DHAKA: After nearly half a century navigating Bangladesh’s thousands of miles of rivers, the country’s most celebrated swimmer has hung up his trunks — but not before one final, arduous paddle upstream.
Kshitindra Baisya, 67, plans to spend his retirement on dry land inspiring younger generations to embrace the water in a country criss-crossed by huge rivers but where few swim.
“I didn’t have much idea about the beauty of this country until I swam dozens of its rivers,” Baisya told AFP.
A veteran of Bangladesh’s 1971 independence war against Pakistan, Baisya taught himself to swim at 18 and before long was paddling marathon distances along murky channels.
A decade later, the father-of-two earned some notoriety when he swam 74 kilometres (46 miles) of India’s Bhagirathi river.
He opts for a methodical breaststroke, head above water, rather than the freestyle preferred by purists.

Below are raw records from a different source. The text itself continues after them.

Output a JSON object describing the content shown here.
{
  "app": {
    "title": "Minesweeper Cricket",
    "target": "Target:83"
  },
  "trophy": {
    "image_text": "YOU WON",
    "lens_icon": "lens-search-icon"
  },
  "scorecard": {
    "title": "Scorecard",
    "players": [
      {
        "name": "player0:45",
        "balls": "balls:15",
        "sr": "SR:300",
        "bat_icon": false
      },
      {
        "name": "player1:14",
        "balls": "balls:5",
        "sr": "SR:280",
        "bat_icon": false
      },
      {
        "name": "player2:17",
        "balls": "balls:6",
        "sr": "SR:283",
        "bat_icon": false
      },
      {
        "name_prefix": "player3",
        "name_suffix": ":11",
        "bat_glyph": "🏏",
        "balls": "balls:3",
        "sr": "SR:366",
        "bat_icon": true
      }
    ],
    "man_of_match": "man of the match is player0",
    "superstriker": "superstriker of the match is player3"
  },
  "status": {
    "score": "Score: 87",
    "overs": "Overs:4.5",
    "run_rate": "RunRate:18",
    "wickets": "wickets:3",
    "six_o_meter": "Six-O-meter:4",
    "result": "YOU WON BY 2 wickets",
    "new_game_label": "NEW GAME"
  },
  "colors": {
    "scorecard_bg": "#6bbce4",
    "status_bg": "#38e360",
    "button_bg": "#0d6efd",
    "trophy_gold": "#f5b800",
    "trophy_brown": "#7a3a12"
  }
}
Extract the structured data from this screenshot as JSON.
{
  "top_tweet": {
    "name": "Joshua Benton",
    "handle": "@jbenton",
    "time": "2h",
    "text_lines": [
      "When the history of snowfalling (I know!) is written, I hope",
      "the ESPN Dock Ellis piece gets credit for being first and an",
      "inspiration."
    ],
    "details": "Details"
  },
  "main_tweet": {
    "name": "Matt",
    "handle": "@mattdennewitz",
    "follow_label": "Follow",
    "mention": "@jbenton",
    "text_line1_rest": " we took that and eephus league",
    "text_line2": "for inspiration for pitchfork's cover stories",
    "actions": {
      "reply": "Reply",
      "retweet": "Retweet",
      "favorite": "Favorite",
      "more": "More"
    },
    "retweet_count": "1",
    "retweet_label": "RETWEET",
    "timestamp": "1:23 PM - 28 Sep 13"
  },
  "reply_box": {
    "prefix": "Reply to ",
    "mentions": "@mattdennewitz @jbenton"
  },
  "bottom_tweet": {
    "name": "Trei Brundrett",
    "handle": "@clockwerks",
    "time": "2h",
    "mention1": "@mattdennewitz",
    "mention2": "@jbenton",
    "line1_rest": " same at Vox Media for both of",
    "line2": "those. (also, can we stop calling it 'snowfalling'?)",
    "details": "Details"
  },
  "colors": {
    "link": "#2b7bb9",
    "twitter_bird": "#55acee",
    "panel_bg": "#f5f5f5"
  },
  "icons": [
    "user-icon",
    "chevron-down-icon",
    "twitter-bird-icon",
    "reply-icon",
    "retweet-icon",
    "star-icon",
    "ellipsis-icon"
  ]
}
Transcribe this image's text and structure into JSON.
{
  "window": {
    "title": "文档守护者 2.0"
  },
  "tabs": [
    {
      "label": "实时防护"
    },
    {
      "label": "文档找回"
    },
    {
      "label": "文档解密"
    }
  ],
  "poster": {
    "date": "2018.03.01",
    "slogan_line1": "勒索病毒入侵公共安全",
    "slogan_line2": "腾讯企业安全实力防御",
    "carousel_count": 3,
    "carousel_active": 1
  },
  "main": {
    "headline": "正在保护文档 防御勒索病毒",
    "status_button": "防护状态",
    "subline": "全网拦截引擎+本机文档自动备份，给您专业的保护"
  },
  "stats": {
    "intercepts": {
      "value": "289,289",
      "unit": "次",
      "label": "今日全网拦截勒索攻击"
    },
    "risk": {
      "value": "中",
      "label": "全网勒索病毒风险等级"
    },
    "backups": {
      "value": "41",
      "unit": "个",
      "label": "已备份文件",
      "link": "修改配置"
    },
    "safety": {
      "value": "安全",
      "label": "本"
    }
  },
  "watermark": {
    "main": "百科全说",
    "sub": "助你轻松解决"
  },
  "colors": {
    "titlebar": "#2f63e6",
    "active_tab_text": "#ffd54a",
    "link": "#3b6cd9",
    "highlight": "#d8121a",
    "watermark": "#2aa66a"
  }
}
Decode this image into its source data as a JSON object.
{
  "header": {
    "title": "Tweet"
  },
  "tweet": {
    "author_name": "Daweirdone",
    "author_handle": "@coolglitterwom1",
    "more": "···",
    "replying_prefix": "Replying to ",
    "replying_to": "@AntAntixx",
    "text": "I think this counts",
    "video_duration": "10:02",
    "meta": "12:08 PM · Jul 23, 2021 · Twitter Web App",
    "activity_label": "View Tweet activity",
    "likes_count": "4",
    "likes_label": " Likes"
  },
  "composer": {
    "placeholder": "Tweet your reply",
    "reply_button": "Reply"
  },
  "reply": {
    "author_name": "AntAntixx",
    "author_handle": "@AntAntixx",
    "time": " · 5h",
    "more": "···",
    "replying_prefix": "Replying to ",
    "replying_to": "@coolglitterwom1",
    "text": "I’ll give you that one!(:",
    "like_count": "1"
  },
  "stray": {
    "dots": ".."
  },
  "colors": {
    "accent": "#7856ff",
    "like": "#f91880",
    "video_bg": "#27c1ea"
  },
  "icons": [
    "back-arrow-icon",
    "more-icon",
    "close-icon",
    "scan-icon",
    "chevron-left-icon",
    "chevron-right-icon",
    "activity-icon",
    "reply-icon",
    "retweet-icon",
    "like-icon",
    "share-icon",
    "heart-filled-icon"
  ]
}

“It helps preserve energy,” he told AFP as he stretched before a dip in a Dhaka pond recently.
Baisya has not broken any speed records — but his self-taught technique has allowed him to cover vast distances solo during a career unrivalled in Bangladesh. “I am addicted to swimming. Every day, I swim three to four hours,” he said.
Always eschewing the pool, Baisya prefers to swim along Bangladesh’s lengthy river networks — more than 700 channels draining south into the mighty Bay of Bengal.
He has never strayed from a winning formula of yoga, basic exercise and a humble diet complemented with dates and bananas for energy.